RISING living costs increasing the pressure on household finances in the wake of the Brexit vote are being blamed for inflation reaching its highest level in nearly four years in May.

The Office for National Statistics (ONS) said Consumer Prices Index (CPI) inflation reached 2.9 per cent last month, up from 2.7 per cent in April and the highest level since June 2013.

Economists had been expecting inflation to remain at 2.7 per cent.

The figures laid bare the squeeze on domestic finances as inflation outstrips wages, with CPI being sent soaring as the Brexit-hit pound pushed up the price of imported goods and energy. More expensive foreign package holidays and imported computer games also helped push inflation.

Wage increases have not kept up with rising prices.

The most recent ONS data showed that average weekly earnings excluding bonuses increased by 2.1 per cent in the three months to March. Earnings data for the three months to April will be released today.

Business leaders said it reinforced their case for a temporary reduction in VAT.

Liz Cameron, chief executive of Scottish Chambers of Commerce (SCC), said: “This is an early warning sign that there is a real threat to our economy from a decline in consumer spending power. Although the political situation at Westminster has not yet fully settled down following last week’s General Election, the continued elevated rate of inflation above the Government target of two per cent calls for urgent action to address the impact this is having on businesses and consumers.

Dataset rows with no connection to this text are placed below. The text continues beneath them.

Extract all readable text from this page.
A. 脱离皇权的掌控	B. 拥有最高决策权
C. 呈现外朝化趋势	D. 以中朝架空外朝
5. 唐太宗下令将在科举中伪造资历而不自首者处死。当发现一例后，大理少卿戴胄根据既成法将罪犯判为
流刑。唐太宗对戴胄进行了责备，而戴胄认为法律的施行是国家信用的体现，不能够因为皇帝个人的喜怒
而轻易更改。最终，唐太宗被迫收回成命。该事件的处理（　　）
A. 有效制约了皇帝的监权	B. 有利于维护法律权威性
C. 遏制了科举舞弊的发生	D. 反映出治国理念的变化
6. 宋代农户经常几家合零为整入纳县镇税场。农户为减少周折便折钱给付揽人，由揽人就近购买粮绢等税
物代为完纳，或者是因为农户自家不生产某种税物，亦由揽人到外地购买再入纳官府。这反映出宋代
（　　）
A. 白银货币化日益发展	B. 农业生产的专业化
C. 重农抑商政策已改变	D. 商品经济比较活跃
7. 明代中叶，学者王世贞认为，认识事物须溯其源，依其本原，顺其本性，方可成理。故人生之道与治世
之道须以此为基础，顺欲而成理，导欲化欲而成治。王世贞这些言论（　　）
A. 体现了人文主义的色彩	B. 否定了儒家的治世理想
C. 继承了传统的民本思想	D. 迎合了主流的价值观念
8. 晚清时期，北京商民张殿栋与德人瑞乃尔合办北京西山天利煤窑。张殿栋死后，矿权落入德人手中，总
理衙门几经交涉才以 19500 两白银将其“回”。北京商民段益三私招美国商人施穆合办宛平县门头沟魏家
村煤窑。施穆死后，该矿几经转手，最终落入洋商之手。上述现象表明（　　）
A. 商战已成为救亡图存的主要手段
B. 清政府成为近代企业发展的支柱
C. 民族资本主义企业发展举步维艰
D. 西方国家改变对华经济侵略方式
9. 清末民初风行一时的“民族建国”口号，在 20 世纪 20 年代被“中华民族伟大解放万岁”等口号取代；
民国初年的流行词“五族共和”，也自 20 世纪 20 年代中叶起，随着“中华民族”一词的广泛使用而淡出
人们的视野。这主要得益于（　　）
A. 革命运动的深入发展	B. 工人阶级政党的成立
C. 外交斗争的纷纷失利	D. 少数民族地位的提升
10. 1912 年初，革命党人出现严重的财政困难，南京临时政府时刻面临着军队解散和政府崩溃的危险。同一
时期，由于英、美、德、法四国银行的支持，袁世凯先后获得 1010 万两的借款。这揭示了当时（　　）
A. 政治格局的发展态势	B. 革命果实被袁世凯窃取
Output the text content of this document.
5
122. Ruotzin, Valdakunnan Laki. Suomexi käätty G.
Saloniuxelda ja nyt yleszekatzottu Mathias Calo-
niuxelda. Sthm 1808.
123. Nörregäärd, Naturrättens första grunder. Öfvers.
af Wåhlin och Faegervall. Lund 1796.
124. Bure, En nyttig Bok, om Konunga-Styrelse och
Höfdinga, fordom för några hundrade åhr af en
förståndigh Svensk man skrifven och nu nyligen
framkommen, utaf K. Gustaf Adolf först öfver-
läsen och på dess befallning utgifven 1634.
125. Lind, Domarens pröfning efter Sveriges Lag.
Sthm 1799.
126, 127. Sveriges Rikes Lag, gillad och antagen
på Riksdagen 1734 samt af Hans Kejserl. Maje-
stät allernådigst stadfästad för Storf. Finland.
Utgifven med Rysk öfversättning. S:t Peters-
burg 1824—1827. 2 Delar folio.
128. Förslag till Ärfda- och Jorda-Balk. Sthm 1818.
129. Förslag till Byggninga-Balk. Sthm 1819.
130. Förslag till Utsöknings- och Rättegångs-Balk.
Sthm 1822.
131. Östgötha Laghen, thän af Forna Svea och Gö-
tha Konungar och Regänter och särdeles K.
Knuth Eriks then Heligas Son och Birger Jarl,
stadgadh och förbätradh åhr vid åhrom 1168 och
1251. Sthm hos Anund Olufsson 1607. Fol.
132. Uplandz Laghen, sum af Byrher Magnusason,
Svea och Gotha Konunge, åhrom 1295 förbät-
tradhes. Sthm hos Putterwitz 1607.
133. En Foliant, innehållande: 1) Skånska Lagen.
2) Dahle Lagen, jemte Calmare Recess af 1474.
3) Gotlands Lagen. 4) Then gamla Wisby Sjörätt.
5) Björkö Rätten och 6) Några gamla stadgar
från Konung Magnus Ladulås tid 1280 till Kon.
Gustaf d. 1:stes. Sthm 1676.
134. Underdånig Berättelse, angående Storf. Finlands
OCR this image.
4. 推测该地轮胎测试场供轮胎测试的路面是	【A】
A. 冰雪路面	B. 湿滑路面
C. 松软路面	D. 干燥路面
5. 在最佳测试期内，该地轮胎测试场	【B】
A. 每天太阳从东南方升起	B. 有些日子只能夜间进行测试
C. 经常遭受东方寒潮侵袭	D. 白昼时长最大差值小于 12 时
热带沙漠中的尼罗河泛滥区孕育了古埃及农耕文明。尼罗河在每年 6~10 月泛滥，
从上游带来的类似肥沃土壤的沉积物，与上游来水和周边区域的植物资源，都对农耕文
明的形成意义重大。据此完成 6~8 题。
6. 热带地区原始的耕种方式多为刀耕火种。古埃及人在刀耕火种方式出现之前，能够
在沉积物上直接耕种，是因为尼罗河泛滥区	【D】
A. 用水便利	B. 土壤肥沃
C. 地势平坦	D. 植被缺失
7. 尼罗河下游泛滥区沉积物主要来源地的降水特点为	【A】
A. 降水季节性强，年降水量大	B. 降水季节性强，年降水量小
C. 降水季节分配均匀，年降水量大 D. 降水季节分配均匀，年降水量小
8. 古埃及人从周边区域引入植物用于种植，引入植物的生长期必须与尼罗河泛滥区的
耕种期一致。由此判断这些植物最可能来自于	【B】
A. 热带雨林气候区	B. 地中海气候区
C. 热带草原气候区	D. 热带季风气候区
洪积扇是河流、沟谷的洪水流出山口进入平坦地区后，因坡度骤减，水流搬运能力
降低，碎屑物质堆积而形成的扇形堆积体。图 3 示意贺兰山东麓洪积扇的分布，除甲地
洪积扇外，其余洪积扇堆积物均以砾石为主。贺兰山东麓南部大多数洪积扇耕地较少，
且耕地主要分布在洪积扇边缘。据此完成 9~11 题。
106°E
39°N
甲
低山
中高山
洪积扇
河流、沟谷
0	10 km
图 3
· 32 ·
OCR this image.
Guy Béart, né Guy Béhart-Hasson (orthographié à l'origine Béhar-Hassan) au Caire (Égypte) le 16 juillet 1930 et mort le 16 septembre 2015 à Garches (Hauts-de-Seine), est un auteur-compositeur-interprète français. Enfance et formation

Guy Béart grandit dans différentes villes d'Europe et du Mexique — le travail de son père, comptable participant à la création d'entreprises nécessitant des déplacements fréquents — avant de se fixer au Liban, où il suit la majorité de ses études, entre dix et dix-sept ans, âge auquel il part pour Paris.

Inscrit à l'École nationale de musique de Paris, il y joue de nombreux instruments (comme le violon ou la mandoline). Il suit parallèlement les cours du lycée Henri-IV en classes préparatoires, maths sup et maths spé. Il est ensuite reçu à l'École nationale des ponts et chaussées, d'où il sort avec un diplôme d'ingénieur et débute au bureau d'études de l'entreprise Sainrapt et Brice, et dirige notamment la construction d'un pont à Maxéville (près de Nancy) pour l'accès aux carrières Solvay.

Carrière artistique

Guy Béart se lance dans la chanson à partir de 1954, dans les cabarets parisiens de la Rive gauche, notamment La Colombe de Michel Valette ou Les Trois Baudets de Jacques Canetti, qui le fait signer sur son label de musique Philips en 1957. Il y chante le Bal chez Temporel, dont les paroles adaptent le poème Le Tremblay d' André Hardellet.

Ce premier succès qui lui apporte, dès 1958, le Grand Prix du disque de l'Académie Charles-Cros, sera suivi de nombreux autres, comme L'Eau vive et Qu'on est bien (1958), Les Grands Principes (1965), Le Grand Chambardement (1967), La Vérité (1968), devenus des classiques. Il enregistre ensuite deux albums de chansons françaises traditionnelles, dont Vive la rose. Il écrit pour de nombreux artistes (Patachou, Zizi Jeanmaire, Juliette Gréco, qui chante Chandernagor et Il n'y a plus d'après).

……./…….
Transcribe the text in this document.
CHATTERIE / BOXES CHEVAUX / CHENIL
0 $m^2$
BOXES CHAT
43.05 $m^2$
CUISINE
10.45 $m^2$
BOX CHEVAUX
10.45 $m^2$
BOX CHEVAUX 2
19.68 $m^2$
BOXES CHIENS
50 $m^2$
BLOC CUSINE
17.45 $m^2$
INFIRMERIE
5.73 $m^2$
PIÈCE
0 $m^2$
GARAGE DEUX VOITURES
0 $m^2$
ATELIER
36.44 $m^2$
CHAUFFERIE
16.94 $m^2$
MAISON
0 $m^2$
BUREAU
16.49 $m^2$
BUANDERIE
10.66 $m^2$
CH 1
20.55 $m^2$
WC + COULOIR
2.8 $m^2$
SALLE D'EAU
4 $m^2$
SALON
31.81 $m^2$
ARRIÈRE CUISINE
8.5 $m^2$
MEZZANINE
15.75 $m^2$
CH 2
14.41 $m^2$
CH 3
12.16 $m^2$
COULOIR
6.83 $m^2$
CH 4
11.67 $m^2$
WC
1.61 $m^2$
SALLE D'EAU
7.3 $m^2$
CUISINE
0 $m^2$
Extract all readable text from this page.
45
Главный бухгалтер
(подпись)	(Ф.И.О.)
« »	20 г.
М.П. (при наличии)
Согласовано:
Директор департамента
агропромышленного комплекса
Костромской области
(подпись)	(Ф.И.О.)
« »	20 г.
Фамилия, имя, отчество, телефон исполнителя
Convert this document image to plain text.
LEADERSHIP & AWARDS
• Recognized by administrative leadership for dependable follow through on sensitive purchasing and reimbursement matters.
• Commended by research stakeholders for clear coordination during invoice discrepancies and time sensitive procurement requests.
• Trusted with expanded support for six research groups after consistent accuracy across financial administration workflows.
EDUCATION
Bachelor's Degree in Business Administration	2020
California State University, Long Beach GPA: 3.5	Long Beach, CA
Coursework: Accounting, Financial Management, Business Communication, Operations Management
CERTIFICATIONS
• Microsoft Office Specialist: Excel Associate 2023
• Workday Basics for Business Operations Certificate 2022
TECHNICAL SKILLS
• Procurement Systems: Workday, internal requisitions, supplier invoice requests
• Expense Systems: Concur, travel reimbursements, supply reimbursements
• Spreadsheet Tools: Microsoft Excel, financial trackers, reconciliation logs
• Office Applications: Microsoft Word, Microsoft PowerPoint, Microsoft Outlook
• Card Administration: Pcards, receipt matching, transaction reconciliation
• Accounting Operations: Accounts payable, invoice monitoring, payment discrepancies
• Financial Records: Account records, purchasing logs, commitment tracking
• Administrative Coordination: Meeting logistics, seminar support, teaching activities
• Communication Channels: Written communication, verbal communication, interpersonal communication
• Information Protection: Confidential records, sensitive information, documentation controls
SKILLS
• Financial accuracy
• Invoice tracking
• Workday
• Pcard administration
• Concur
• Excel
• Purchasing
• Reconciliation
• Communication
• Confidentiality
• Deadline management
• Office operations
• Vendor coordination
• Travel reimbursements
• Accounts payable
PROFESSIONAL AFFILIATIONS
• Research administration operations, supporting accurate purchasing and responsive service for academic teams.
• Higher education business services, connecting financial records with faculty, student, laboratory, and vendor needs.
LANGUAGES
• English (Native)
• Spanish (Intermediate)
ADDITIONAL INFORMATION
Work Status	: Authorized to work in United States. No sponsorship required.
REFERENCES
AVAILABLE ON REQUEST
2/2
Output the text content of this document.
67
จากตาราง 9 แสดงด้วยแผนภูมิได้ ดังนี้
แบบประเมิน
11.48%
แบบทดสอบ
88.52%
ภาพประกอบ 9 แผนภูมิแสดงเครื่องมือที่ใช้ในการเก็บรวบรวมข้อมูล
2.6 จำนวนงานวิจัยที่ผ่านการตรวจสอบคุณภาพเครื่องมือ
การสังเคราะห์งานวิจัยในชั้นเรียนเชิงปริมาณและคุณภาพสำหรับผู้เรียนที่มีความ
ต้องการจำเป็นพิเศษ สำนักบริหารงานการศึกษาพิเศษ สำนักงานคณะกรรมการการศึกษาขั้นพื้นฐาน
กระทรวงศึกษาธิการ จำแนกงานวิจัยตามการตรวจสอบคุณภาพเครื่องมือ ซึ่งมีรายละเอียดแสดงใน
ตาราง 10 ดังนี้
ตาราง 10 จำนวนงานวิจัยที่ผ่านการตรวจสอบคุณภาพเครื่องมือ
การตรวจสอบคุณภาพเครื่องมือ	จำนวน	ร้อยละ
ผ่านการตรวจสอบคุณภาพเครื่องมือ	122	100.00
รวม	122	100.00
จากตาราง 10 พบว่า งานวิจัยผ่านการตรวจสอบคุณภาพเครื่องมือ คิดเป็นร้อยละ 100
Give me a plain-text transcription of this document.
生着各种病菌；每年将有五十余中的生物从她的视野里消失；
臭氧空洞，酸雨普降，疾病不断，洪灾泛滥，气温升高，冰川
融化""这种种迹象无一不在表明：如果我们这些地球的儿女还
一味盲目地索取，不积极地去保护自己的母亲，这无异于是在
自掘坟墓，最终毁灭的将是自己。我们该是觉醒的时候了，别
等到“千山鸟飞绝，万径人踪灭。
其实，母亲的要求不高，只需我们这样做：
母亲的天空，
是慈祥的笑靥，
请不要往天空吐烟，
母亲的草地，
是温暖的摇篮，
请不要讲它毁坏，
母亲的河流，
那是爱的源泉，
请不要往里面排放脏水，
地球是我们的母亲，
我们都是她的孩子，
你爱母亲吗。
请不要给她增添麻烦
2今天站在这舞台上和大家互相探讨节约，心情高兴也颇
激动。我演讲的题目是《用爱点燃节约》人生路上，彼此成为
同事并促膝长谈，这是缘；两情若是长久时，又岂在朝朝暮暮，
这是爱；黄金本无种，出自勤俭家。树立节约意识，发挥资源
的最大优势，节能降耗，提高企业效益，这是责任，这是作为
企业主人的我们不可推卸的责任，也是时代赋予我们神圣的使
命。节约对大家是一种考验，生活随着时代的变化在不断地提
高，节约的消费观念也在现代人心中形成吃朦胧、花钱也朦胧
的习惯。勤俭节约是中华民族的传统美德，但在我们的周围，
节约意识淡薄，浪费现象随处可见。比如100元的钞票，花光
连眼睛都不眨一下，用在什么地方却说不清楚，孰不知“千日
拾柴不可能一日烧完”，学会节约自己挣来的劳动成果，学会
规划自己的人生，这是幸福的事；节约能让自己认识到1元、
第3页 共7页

“At the time of the financial crisis and recession in 2008-09, the UK Government reduced VAT on a temporary basis in order to bolster consumer demand and it is time that such a move was considered again to give people the confidence to spend and to reduce the pressures on business margins. Everything must be done to maintain consumer confidence in these uncertain times to provide a route to business growth and economic prosperity.”